Brief an die Präsidentin Bachelet über die Situation der Mapuche-Inhaftierten im Hungerstreik

Concepción, Mittwoch, 12.04.2006

Frau: Michelle Bachelet Jeria
Präsidentin der Republik Chile
Palast La Moneda
Santiago.

Hiermit wenden wir uns als Versammlung der Linken Mapuche an Sie. Wir möchten Ihnen mitteilen, dass wir alle in der VIII Region von Bio-Bio wohnhaft sind, dass wir gleichzeitig Mitglieder oder Leiter von Lafkenche-Gemeinschaften der Provinz Arauco sind, sowie Teil von Vereinigungen Urbaner Mapuche sind, und so die breite indigen-soziale Bewegung des Landes darstellen.

Konkret ausgedrückt, Frau Präsidentin, fühlen wir uns alle als Menschen der Erde. Wir alle sind und bilden einen Teil des Volkes der Mapuche, so wie auch unsere Alten, die schon gegangen sind, die gleichen, die uns die riesige Verantwortung hinterliessen, weiterhin frei zu leben, eine gesunde Erde zu schützen und zu erhalten, auf dass neue Generationen, - sowie sie und wir alle - weiterhin Kinder eines Territoriums sein können, dass uns beherbergt, das uns hat aufwachsen sehen, und das uns aufgrund von Naturgesetzen gehen sehen wird, um wahrscheinlich den Platz einzunehmen, den es uns zugewiesen hat.

Deshalb und in vollkommenem Einklang mit dem Erbe, das wir in uns tragen, müssen wir Ihnen unsere höchste Sorge bekunden, was momentan im Gefängnis von Angol mit unseren Brüdern passiert, welche am 13.03.2006 in einen Hungerstreik treten mussten, um von der nationalen und internationalen Volksmeinung gehört zu werden, und damit auf diese Weise ihr Recht anders zu sein, geachtet wird.

Angesichts dieser Ereignisse möchten wir Sie darauf hinweisen, dass was dort mit ihnen passiert, die Folge eines beispiellosen Gerichtsverfahrens ist, unsere Brüder wurden für „terroristische Brandstiftung“ verurteilt durch ein Gericht, das, wie uns gesagt wird, Garant des Rechtsstaates einer Gesellschaft ist, die sich demokratisch nennt.
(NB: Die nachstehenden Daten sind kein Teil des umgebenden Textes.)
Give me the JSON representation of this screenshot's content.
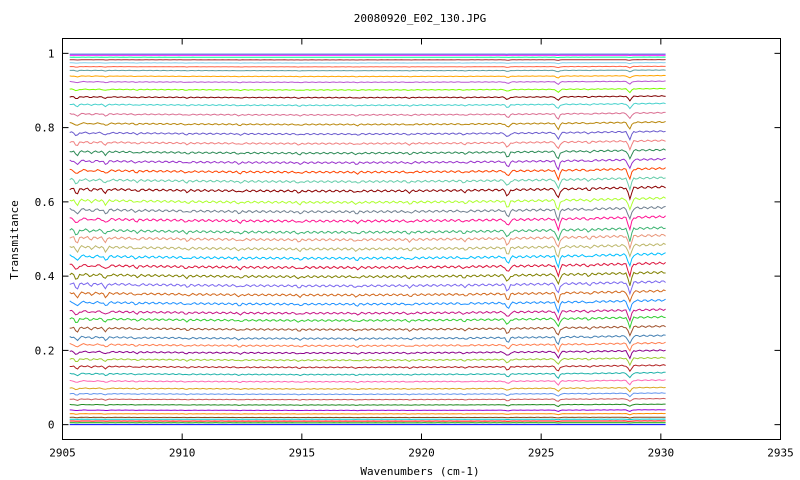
{
  "chart_data": {
    "type": "line",
    "title": "20080920_E02_130.JPG",
    "xlabel": "Wavenumbers (cm-1)",
    "ylabel": "Transmitance",
    "xlim": [
      2905,
      2935
    ],
    "ylim": [
      -0.04,
      1.04
    ],
    "x_ticks": [
      "2905",
      "2910",
      "2915",
      "2920",
      "2925",
      "2930",
      "2935"
    ],
    "y_ticks": [
      "0",
      "0.2",
      "0.4",
      "0.6",
      "0.8",
      "1"
    ],
    "grid": false,
    "legend": "none",
    "x_range_data": [
      2905.3,
      2930.2
    ],
    "absorption_lines_cm1": [
      2905.6,
      2906.2,
      2906.8,
      2908.1,
      2910.2,
      2912.4,
      2914.9,
      2917.3,
      2919.5,
      2921.8,
      2923.6,
      2925.7,
      2927.0,
      2928.7
    ],
    "series_levels": [
      0.0,
      0.005,
      0.01,
      0.015,
      0.02,
      0.03,
      0.04,
      0.055,
      0.07,
      0.085,
      0.1,
      0.12,
      0.14,
      0.16,
      0.18,
      0.2,
      0.22,
      0.24,
      0.265,
      0.29,
      0.31,
      0.335,
      0.36,
      0.385,
      0.41,
      0.435,
      0.46,
      0.485,
      0.51,
      0.53,
      0.56,
      0.585,
      0.61,
      0.64,
      0.665,
      0.69,
      0.715,
      0.74,
      0.765,
      0.79,
      0.815,
      0.84,
      0.865,
      0.885,
      0.905,
      0.925,
      0.94,
      0.955,
      0.965,
      0.975,
      0.983,
      0.99,
      0.995,
      0.998
    ],
    "series_colors": [
      "#0000ff",
      "#00aa00",
      "#ff0000",
      "#00ced1",
      "#8b4513",
      "#ff8c00",
      "#9400d3",
      "#228b22",
      "#cd5c5c",
      "#6495ed",
      "#daa520",
      "#ff69b4",
      "#20b2aa",
      "#b22222",
      "#9acd32",
      "#8b008b",
      "#ff7f50",
      "#4682b4",
      "#a0522d",
      "#32cd32",
      "#c71585",
      "#1e90ff",
      "#d2691e",
      "#7b68ee",
      "#808000",
      "#dc143c",
      "#00bfff",
      "#bdb76b",
      "#e9967a",
      "#3cb371",
      "#ff1493",
      "#708090",
      "#adff2f",
      "#8b0000",
      "#66cdaa",
      "#ff4500",
      "#9932cc",
      "#2e8b57",
      "#f08080",
      "#6a5acd",
      "#b8860b",
      "#db7093",
      "#48d1cc",
      "#800000",
      "#7cfc00",
      "#ba55d3",
      "#ffa500",
      "#5f9ea0",
      "#ff6347",
      "#87ceeb",
      "#a52a2a",
      "#00fa9a",
      "#ff00ff",
      "#4169e1"
    ]
  }
}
Nichtsdestotrotz, wenn wir um uns herumschauen, sehen wir, dass demokratische Gesellschaften funktionieren, wenn die Mächte des Staates gerecht und unparteiisch sind, wenn die Menschenrechte respektiert werden, wenn die Rechte der ursprünglichen Kulturen respektiert werden, wenn allen Bürgern ein angemessener Prozess zugestanden wird, und dies, wenn sie irgendeinen Fehler begangen haben, was bei ihnen nicht der Fall ist.
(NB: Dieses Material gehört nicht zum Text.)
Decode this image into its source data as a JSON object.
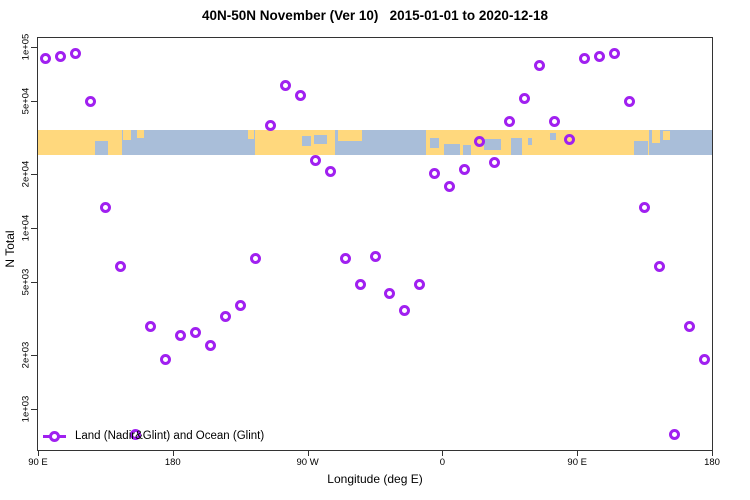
{
  "title": "40N-50N November (Ver 10)   2015-01-01 to 2020-12-18",
  "legend": {
    "label": "Land (Nadir&Glint) and Ocean (Glint)",
    "position": "bottom-left"
  },
  "chart_data": {
    "type": "scatter",
    "title": "40N-50N November (Ver 10)   2015-01-01 to 2020-12-18",
    "xlabel": "Longitude (deg E)",
    "ylabel": "N Total",
    "x_axis": {
      "min": 90,
      "max": 540,
      "note_unit": "deg E continuing eastward, 90E wraps to 180 twice"
    },
    "y_axis": {
      "scale": "log10",
      "top_value": 111000,
      "bottom_value": 600
    },
    "x_ticks": [
      {
        "lon": 90,
        "label": "90 E"
      },
      {
        "lon": 180,
        "label": "180"
      },
      {
        "lon": 270,
        "label": "90 W"
      },
      {
        "lon": 360,
        "label": "0"
      },
      {
        "lon": 450,
        "label": "90 E"
      },
      {
        "lon": 540,
        "label": "180"
      }
    ],
    "y_ticks": [
      {
        "value": 100000,
        "label": "1e+05"
      },
      {
        "value": 50000,
        "label": "5e+04"
      },
      {
        "value": 20000,
        "label": "2e+04"
      },
      {
        "value": 10000,
        "label": "1e+04"
      },
      {
        "value": 5000,
        "label": "5e+03"
      },
      {
        "value": 2000,
        "label": "2e+03"
      },
      {
        "value": 1000,
        "label": "1e+03"
      }
    ],
    "marker": {
      "shape": "open-circle",
      "color": "#A020F0"
    },
    "series": [
      {
        "name": "Land (Nadir&Glint) and Ocean (Glint)",
        "points": [
          {
            "lon": 95,
            "n": 86000
          },
          {
            "lon": 105,
            "n": 89000
          },
          {
            "lon": 115,
            "n": 92000
          },
          {
            "lon": 125,
            "n": 50000
          },
          {
            "lon": 135,
            "n": 13000
          },
          {
            "lon": 145,
            "n": 6100
          },
          {
            "lon": 155,
            "n": 720
          },
          {
            "lon": 165,
            "n": 2850
          },
          {
            "lon": 175,
            "n": 1870
          },
          {
            "lon": 185,
            "n": 2550
          },
          {
            "lon": 195,
            "n": 2650
          },
          {
            "lon": 205,
            "n": 2250
          },
          {
            "lon": 215,
            "n": 3250
          },
          {
            "lon": 225,
            "n": 3750
          },
          {
            "lon": 235,
            "n": 6800
          },
          {
            "lon": 245,
            "n": 37000
          },
          {
            "lon": 255,
            "n": 61000
          },
          {
            "lon": 265,
            "n": 54000
          },
          {
            "lon": 275,
            "n": 23500
          },
          {
            "lon": 285,
            "n": 20500
          },
          {
            "lon": 295,
            "n": 6800
          },
          {
            "lon": 305,
            "n": 4900
          },
          {
            "lon": 315,
            "n": 7000
          },
          {
            "lon": 325,
            "n": 4350
          },
          {
            "lon": 335,
            "n": 3500
          },
          {
            "lon": 345,
            "n": 4900
          },
          {
            "lon": 355,
            "n": 20000
          },
          {
            "lon": 365,
            "n": 17000
          },
          {
            "lon": 375,
            "n": 21000
          },
          {
            "lon": 385,
            "n": 30000
          },
          {
            "lon": 395,
            "n": 23000
          },
          {
            "lon": 405,
            "n": 39000
          },
          {
            "lon": 415,
            "n": 52000
          },
          {
            "lon": 425,
            "n": 79000
          },
          {
            "lon": 435,
            "n": 39000
          },
          {
            "lon": 445,
            "n": 31000
          },
          {
            "lon": 455,
            "n": 86000
          },
          {
            "lon": 465,
            "n": 89000
          },
          {
            "lon": 475,
            "n": 92000
          },
          {
            "lon": 485,
            "n": 50000
          },
          {
            "lon": 495,
            "n": 13000
          },
          {
            "lon": 505,
            "n": 6100
          },
          {
            "lon": 515,
            "n": 720
          },
          {
            "lon": 525,
            "n": 2850
          },
          {
            "lon": 535,
            "n": 1870
          }
        ]
      }
    ],
    "map_band": {
      "description": "40N-50N land/ocean strip drawn across the plot",
      "ocean_color": "#A9BED9",
      "land_color": "#FFD87D",
      "land_segments": [
        [
          90,
          146
        ],
        [
          235,
          288
        ],
        [
          349,
          498
        ]
      ],
      "land_patches": [
        {
          "lon": [
            147,
            152
          ],
          "v": [
            0,
            40
          ]
        },
        {
          "lon": [
            156,
            161
          ],
          "v": [
            0,
            30
          ]
        },
        {
          "lon": [
            230,
            234
          ],
          "v": [
            0,
            35
          ]
        },
        {
          "lon": [
            290,
            306
          ],
          "v": [
            0,
            45
          ]
        },
        {
          "lon": [
            500,
            505
          ],
          "v": [
            0,
            50
          ]
        },
        {
          "lon": [
            507,
            512
          ],
          "v": [
            5,
            40
          ]
        }
      ],
      "water_patches": [
        {
          "lon": [
            128,
            137
          ],
          "v": [
            45,
            100
          ]
        },
        {
          "lon": [
            266,
            272
          ],
          "v": [
            25,
            65
          ]
        },
        {
          "lon": [
            274,
            283
          ],
          "v": [
            20,
            55
          ]
        },
        {
          "lon": [
            352,
            358
          ],
          "v": [
            30,
            70
          ]
        },
        {
          "lon": [
            361,
            372
          ],
          "v": [
            55,
            100
          ]
        },
        {
          "lon": [
            374,
            379
          ],
          "v": [
            60,
            100
          ]
        },
        {
          "lon": [
            388,
            399
          ],
          "v": [
            35,
            80
          ]
        },
        {
          "lon": [
            406,
            413
          ],
          "v": [
            30,
            100
          ]
        },
        {
          "lon": [
            417,
            420
          ],
          "v": [
            30,
            60
          ]
        },
        {
          "lon": [
            432,
            436
          ],
          "v": [
            10,
            40
          ]
        },
        {
          "lon": [
            488,
            497
          ],
          "v": [
            45,
            100
          ]
        }
      ]
    },
    "legend_position": "bottom-left",
    "grid": false
  }
}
Präsidentin, unser Volk hat, wie Sie selbst, die Verherrlichung eines diktatorischen und autoritären Regimes wie das, mit dem wir 17 Jahre gelebt haben, gesehen und am eigenen Fleische erlitten. Zu dieser Zeit wurden die Schwächeren und Andersdenkenden unterdrückt, bestraft und zum Schweigen gebracht. Deshalb verschließt sich unser Geist, wenn das Antiterror-Gesetz angeführt wird, um unsere Brüder zu verurteilen, denn dieses Gesetz ist ein Erbe des Pinochet-Regimes, und obwohl es durch die erste demokratische Regierung modifiziert wurde, ist es weiterhin das schädigende Instrument einer Demokratie. Wir denken, dass Sie dies ebenso gut wissen wie wir.
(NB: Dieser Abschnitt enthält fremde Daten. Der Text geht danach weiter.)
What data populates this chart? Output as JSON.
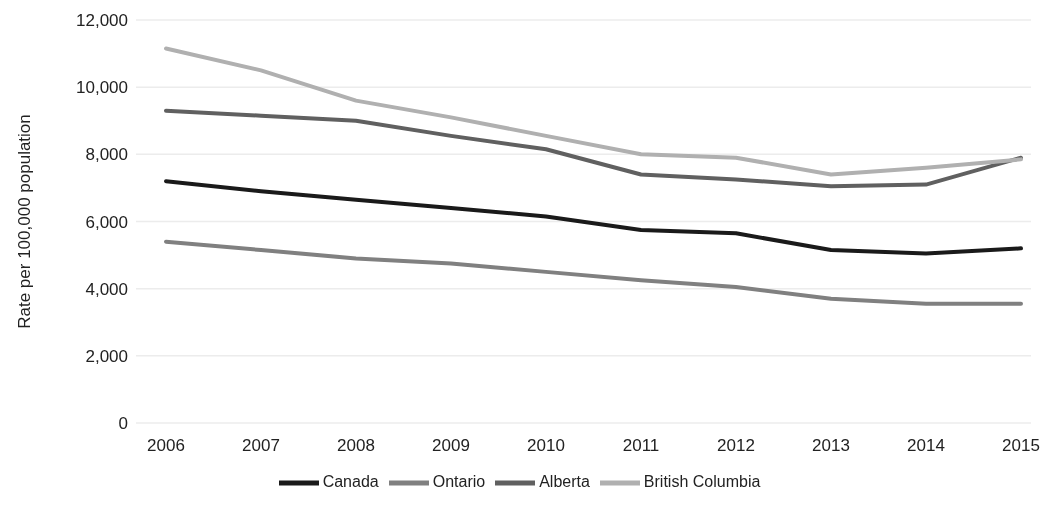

Dieser Vorfall, sehr geehrte Präsidentin, bestätigt uns darin, dass unser Volk historisch diskriminiert wurde, nie als Rechtsperson innerhalb des chilenischen Staates einbezogen wurde, deshalb ist uns jetzt mehr denn je klar, dass wir nie Teil der chilenischen Nation waren. Wir sagen dies, weil sie es bei ihrer Gründung 1810 ohne uns machte. Und heute, da wir nicht existieren, sind es nur wenige, die sich trauen, uns verfassungsrechtlich anzuerkennen, die sich trauen, das Abkommen 169 der O.I.T. zu ratifizieren, wenige sind es, die etwas Interesse am Bericht des Sonderberichterstatters der UNO, Herrn Rodolfo Stavenhagen, zeigen. Schlussendlich sind es wenige, die sich an ihre Wahlversprechen erinnern, wenn sie einmal gewählt sind.

Frau Präsidentin: die politischen Mapuche-Gefangenen im Hungerstreik: Jaime Marileo Saravia, Juan Huenulao Lienmil, Patricia Troncoso Robles, Juan Marileo Saravia, Juan Colihuinca Ancaluan und José Cariqueo Saravia, sowie die Lonko Pascual Pichun, Aniceto Norin. Und in der Region des Bio-Bio selbst, Víctor Ancalaf Yaupe, sind unsere Brüder, auf welche nach dem Sonderberichterstatter der UNO „nicht Anklagen aufgrund von Vergehen aus anderen Kontexten (terroristische Bedrohung, kriminelle Vereinigung) angewendet werden sollten, wenn es um Tatbestände im Zusammenhang mit dem sozialen Kampf um Land und den legitimen indigenen Einsprüchen handelt.“

Wir sind der Meinung, Frau Präsidentin, dass nun, da Chile überlegt, dem Menschenrechtsrat der UNO beizutreten, zuerst einmal das Leben unserer im Hungerstreik befindlichen Brüder im Gefängnis von Angol erhalten und sich um eine Lösung des Themas, welches uns betrifft, kümmern muss. Dafür sprechen sich sowohl die Empfehlungen des Berichterstatters der UNO sowie in den letzten Wochen der Bericht der FIDH aus, als sich auch zu Jahresanfang Amnesty International in gleichem Sinne äussern wird.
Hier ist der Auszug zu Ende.